Inaugurato il primo Scaffale dei libri della nonviolenza a Guidonia-Montecelio
A Guidonia, mercoledì 27 maggio, è arrivato il primo scaffale dei libri della
nonviolenza.
Nell’aula magna dell’Istituto Comprensivo Giovanni XXIII di Villanova di
Guidonia, Il dirigente scolastico Professor Umberto Montemagno da il benvenuto
ai partecipanti all’inaugurazione ricordando la volontà di tutta la scuola ad
accogliere il progetto.
Interviene poi la Professoressa Giovanna Fratini che ha accolto il progetto e
con dedizione è riuscita a portarlo nella propria scuola per dare un valore
aggiuntivo all’educazione di tutti gli alunni e fornire tanti input di
formazione anche per i docenti.
“Con lo scaffale dei libri della nonviolenza, in un mondo caratterizzato da
numerose guerre e violenze di ogni tipo abbiamo deciso di creare un presidio
culturale permanente nel nostro Istituto, al fine di promuovere la conoscenza
della teoria della nonviolenza, che è cosa ben diversa e piuttosto distante, da
un generico pacifismo. Essa è innanzitutto uno stile di vita, ma anche un
efficace strumento di lotta sociale e politica, volto a migliorare la società
modificando i rapporti di potere.”
Era presente all’incontro anche la vicepreside professoressa Alessandra
Bousquet insieme a molti insegnanti. C’era anche una folta rappresentanza degli
alunni che hanno ascoltato con molto interesse e coinvolgimento.
A rappresentanza del sindaco sono intervenuti il dirigente alla Pubblica
Istruzione e Cultura Dott. Aldo Cerroni e l’Assessora alle Politiche Sociali e
Sport Dott.essa Cristina Rossi che nel suo intervento ha ribadito la
funzionalità educativa della nonviolenza in ogni ambito da quello scolastico a
quello sportivo.
E’ poi intervenuto Claudio Roncella, ideatore del progetto “Lo Scaffale dei
libri della nonviolenza” e coordinatore romano dell’organismo internazionale La
Comunità per lo Sviluppo Umano promotrice dell’iniziativa.

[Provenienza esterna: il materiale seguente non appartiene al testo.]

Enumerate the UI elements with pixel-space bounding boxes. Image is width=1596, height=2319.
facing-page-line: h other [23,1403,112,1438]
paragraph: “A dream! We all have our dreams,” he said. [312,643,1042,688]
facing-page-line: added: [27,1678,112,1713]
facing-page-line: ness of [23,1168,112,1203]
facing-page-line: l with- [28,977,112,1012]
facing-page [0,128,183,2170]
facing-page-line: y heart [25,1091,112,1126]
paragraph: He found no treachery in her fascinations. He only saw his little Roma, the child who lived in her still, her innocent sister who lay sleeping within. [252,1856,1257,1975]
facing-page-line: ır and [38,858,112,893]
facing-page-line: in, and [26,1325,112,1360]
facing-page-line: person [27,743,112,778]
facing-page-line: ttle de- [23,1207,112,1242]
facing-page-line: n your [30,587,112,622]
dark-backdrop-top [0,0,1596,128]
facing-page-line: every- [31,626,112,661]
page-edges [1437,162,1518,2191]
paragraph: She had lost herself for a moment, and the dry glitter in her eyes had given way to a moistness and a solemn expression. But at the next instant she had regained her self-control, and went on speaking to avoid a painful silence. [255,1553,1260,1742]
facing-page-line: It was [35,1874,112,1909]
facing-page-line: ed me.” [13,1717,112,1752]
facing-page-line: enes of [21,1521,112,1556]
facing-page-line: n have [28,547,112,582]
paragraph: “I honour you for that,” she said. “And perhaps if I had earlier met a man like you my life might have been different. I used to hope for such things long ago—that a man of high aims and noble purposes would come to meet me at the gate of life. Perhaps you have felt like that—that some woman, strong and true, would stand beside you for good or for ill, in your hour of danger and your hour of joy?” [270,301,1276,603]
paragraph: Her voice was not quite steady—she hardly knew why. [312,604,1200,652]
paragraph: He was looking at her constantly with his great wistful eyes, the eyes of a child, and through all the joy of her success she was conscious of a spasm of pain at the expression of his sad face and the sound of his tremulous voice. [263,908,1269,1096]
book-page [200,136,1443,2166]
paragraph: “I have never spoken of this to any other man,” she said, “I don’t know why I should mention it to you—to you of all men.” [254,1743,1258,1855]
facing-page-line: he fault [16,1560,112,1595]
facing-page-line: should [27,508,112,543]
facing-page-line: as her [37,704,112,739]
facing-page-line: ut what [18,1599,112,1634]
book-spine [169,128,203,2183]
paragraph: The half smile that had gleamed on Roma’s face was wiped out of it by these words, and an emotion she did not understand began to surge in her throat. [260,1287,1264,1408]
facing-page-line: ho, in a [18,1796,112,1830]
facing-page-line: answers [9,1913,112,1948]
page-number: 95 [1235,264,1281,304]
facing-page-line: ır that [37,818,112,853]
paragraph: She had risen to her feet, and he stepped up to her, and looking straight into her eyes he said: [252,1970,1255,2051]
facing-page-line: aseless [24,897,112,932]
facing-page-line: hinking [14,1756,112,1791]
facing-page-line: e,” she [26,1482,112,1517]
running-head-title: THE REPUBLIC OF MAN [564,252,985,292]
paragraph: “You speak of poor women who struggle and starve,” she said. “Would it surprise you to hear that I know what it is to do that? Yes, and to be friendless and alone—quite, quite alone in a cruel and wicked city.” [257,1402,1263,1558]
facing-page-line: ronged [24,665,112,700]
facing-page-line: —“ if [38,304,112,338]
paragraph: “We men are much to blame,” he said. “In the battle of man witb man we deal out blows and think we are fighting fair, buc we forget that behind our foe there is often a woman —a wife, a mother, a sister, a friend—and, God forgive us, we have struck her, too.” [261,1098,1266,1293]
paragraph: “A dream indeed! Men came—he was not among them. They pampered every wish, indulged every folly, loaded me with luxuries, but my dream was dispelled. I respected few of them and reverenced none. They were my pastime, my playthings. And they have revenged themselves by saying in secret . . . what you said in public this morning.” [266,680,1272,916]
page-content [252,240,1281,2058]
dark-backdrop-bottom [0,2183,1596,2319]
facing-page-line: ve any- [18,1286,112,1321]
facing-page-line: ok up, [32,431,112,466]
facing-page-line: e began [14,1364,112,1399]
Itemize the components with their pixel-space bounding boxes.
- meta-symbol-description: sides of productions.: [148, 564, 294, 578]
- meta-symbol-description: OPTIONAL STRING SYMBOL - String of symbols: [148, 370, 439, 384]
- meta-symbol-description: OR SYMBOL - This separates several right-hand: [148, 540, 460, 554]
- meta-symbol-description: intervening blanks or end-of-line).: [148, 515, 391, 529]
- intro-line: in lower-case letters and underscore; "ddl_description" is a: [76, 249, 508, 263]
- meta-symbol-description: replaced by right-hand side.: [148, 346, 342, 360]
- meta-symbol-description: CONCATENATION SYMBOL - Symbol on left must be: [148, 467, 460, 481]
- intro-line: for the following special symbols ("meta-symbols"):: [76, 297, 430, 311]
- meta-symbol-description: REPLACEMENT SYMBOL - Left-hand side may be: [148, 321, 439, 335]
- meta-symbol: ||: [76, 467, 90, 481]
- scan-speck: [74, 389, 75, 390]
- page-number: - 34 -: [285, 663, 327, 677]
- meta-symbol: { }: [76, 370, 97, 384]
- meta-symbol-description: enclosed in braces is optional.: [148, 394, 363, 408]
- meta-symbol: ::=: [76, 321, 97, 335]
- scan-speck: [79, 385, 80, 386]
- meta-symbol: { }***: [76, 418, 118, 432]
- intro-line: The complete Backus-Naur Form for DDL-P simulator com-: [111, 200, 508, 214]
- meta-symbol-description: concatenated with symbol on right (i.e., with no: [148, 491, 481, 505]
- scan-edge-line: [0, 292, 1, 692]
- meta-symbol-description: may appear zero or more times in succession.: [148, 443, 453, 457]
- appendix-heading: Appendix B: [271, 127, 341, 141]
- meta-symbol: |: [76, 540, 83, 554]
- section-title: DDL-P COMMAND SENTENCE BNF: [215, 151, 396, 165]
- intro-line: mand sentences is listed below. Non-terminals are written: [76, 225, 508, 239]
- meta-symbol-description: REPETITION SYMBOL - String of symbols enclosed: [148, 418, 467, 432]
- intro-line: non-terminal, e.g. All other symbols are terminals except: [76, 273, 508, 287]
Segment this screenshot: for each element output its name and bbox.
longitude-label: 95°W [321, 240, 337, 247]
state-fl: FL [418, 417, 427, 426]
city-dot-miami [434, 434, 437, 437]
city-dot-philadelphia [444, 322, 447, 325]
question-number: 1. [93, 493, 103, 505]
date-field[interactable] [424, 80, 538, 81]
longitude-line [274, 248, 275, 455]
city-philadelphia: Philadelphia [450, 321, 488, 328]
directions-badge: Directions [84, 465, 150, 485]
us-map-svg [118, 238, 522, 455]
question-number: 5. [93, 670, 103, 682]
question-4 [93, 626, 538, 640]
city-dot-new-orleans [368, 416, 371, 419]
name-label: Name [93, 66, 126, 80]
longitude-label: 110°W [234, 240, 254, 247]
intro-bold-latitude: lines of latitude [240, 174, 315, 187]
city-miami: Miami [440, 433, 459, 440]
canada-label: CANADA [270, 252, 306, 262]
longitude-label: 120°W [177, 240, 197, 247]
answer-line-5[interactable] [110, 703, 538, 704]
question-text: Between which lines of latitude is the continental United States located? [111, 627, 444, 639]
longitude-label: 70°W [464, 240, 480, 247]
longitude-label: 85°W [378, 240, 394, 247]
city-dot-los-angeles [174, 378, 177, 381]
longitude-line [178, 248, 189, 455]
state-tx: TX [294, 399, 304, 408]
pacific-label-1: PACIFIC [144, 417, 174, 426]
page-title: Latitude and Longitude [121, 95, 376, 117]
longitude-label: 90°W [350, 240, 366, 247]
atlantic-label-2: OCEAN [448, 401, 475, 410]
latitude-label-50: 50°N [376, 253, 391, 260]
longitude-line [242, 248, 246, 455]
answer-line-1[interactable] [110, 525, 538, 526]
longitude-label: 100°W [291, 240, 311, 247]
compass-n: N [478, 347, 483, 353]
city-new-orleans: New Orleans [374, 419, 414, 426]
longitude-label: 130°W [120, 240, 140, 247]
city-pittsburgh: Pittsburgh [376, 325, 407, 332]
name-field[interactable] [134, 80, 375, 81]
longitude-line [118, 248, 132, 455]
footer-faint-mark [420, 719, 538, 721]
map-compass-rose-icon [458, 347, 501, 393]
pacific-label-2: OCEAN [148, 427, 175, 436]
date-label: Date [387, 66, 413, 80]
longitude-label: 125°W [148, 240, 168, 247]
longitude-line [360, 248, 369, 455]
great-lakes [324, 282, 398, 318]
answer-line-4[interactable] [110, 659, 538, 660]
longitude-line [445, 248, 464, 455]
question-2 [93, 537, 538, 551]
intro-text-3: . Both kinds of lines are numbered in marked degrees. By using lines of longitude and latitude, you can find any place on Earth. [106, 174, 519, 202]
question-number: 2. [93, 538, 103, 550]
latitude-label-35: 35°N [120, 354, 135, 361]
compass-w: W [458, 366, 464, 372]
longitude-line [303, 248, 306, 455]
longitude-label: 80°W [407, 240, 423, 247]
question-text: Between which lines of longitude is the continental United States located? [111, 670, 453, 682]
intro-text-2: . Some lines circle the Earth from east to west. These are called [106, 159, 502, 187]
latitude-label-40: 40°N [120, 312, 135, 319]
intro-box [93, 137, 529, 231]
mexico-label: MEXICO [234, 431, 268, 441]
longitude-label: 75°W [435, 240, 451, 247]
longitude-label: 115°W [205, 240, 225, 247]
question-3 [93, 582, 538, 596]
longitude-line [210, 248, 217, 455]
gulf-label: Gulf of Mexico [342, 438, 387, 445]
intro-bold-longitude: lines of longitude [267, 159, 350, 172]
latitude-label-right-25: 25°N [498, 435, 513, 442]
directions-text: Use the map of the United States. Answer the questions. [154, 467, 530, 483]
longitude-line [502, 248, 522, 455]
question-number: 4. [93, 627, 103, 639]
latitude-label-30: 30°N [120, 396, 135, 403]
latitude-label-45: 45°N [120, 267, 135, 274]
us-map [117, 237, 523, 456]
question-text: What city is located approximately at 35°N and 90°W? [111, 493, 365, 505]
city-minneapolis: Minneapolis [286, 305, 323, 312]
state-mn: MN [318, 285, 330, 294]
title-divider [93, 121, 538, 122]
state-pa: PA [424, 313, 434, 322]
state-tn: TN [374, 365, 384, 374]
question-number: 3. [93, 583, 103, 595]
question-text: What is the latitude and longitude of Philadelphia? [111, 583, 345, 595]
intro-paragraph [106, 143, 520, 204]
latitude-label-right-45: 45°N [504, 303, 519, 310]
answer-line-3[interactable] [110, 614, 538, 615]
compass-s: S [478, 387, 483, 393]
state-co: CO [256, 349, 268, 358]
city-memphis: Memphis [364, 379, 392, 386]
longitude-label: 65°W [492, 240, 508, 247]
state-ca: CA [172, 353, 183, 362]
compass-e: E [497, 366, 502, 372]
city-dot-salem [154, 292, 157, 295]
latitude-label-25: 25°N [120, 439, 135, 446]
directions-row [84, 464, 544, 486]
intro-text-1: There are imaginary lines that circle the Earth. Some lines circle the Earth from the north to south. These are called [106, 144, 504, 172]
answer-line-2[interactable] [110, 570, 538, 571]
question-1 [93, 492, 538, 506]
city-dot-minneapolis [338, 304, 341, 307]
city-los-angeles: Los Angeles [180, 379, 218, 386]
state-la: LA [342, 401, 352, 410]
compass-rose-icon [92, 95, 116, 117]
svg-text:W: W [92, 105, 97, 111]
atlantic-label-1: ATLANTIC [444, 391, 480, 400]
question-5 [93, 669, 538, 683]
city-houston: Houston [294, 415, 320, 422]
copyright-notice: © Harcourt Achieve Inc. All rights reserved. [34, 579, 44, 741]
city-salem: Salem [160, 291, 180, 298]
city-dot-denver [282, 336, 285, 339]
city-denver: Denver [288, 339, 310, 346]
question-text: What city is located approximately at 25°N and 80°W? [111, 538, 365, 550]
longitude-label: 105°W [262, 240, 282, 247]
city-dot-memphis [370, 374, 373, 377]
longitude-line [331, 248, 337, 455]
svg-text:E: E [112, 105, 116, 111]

Claudio ha raccontato come gli è nata l’idea dello scaffale: “Sentendo forte in
me stesso la necessità di fermare il più possibile le ingiustizie provocate
dalla violenza ho scelto la cultura della nonviolenza come metodologia di
intervento e mentre in una biblioteca cercavo un libro di Ghandi non sapevo in
quale voce di classificazione fosse, per me doveva stare nello scaffale dei
libri della nonviolenza, non essendoci mi sono detto – ora lo faccio io – ed
eccoci qua! Ora in Italia ci sono più di trentacinque scaffali con il loro
profondo messaggio di testimonianza quotidiana che nella storia e nella vita di
tutti i giorni sono molto più presenti i momenti di nonviolenza, basta iniziare
a riconoscerli!”
Ha illustrato anche il significato del simbolo della nonviolenza che si basa
soprattutto su principi di coerenza interna ed esterna e che non c’è benessere
se non per tutti. Ha ricordato che il 2 ottobre è la giornata mondiale della
nonviolenza.
Poi ha calamitato gli studenti insieme agli insegnanti, facendo il gioco
“Dell’armonia”, battendo a ritmo le mani si poteva sentire di come è bello stare
insieme in armonia.
Con allegria tutti si sono trasferiti nella biblioteca dove si è inaugurato lo
scaffale con il classico taglio del nastro . Alcuni studenti hanno letto i loro
pensieri sulla vita dei personaggi della nonviolenza come Malala, Martin Luther
King e Nelson Mandela.
Anche in questa scuola con l’inaugurazione si è creato veramente un momento di
inizio per una educazione alla nonviolenza.